A longtime veteran of the N.C. music scene, Doolittle studied piano and guitar as a child before cutting his teeth fronting a series of popular Charlotte bands in the early 2000s: local favorite garage-pop act Stone Figs, sludgy, doom-rockers Little Bull Lee (who opened for Dead Meadow in 2014), and dark psychedelic solo project Dreamy D. In 2018, he recorded the first version of upbeat pseudo-lovesong “When a Woman” (inspired by 1970s Aussie thriller Wake in Fright) while visiting friend and music producer Jesse Clasen in New York. Originally conceived as a Dreamy D song, the collaboration marked a shift in Doolittle’s songwriting and later became the first single from his new, eponymous act, Donnie Doolittle. “That song just felt different: I was evolving, and I wanted to start fresh, releasing tracks under my own name,” he says. “The new music feels more true to who I am as an artist and as a person.”

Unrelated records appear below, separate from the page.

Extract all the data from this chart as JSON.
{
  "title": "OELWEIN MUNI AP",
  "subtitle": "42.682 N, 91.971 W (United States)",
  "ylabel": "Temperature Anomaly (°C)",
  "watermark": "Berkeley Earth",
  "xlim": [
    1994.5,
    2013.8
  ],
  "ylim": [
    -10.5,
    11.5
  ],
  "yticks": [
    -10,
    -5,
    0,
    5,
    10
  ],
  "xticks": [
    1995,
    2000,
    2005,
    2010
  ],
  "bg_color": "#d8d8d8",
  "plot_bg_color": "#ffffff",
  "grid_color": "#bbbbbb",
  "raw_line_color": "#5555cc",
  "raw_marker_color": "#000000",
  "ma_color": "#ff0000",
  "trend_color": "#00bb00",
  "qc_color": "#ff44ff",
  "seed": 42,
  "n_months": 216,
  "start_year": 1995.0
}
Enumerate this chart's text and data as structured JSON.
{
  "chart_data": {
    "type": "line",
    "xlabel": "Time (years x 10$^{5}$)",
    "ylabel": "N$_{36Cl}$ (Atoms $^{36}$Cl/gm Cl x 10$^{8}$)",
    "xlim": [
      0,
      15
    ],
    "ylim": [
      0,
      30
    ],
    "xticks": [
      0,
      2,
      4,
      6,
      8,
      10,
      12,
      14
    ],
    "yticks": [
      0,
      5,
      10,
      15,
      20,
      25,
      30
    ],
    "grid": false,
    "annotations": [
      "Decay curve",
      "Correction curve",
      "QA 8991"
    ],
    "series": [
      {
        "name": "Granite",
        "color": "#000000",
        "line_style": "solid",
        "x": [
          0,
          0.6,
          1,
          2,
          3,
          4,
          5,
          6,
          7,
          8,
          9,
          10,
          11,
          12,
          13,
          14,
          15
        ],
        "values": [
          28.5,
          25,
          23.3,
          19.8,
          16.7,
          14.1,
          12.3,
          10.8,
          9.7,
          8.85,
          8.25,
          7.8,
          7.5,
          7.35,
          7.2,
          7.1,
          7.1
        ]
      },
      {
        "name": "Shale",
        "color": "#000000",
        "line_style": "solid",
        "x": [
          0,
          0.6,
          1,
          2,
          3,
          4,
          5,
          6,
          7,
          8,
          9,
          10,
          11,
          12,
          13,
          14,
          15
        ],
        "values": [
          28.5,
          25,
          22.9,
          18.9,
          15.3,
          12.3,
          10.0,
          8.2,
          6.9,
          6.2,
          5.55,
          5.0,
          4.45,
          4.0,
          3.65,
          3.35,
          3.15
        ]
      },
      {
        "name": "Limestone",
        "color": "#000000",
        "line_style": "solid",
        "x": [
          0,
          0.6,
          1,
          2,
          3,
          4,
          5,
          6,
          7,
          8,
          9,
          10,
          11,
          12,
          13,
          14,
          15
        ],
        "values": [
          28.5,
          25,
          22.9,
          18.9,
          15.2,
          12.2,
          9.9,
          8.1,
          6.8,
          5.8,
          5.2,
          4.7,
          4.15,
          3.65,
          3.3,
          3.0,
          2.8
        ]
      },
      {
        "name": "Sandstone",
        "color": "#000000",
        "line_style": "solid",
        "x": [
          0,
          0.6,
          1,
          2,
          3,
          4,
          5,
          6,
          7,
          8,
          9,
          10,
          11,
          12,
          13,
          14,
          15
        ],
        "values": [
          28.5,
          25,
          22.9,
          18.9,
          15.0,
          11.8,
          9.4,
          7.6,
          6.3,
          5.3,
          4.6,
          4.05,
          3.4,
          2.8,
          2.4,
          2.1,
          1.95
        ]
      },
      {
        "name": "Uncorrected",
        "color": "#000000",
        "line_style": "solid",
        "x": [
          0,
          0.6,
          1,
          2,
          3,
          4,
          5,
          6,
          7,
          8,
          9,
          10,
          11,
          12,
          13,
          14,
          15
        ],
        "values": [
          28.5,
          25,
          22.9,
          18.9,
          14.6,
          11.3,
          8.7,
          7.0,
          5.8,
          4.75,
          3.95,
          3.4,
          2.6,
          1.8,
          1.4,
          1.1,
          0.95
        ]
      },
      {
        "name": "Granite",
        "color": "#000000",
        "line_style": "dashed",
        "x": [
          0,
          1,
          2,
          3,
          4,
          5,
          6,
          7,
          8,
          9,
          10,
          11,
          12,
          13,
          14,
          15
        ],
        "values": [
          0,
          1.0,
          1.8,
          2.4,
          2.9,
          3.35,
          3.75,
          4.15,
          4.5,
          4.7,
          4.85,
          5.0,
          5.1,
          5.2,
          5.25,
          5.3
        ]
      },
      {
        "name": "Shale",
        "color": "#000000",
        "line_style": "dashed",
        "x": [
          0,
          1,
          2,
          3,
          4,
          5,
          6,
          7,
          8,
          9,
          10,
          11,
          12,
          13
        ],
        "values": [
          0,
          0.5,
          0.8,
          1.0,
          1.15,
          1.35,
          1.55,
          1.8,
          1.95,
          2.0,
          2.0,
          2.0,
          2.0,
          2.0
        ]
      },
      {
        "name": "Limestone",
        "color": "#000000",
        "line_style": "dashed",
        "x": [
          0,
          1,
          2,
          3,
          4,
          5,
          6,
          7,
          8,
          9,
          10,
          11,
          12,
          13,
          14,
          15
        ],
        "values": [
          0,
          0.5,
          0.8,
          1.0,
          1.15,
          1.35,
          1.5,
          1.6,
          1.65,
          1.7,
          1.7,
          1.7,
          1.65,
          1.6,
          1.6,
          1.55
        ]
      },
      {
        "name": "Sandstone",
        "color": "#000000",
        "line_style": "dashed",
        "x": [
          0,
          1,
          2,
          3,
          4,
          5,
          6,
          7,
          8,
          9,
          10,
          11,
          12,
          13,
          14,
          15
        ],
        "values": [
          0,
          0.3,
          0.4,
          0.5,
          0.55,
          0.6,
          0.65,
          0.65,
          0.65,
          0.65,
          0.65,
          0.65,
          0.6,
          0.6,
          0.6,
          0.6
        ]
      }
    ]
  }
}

With the independent release of his self-titled debut in April 2023, Doolittle unleashes a nuanced, hyper-original collection of twelve layered, darkly groovy, and expansive tracks. Produced and mixed by Clasen, Donnie Doolittle drifts mood-wise between vibrant and gloomy, weaving together modern and vintage synthesizers (most notably the Mellotron and 80s-era Roland Juno-106), as well as electric guitar, bass, and drums. Informed by some of Doolittle’s favorite idiosyncratic songwriters—Leonard Cohen, Tom Waits, and Lee Hazlewood—the album’s compelling, cinematic arrangements draw listeners into multifaceted sonic worlds, laced with sharp, narrative lyrics exploring tropes of religion, gender, pop culture, and sexuality with subtle irony and a light touch. “I like to play around with religion and sex,” says Doolittle. “Feeling jaded about God and the world, but also firmly attached to both. I think that’s a big part of Southern culture, and who I am as an artist…for better or worse.” More horny than happy, each song on Donnie Doolittle is calibrated with a pop-friendly sense of ease and steeped in a slightly strange kind of sadness. Tracks like the post-punk-leaning “This Wonderful World” conjure the stoic cool of Bauhaus’s “Bela Lugosi’s Dead,” while the pulsing, pop-oriented single “Utopia’s Shit” reveals Doolittle’s knack for crafting bleak-yet-sparkly retro melodies in the vein of Cocteau Twins.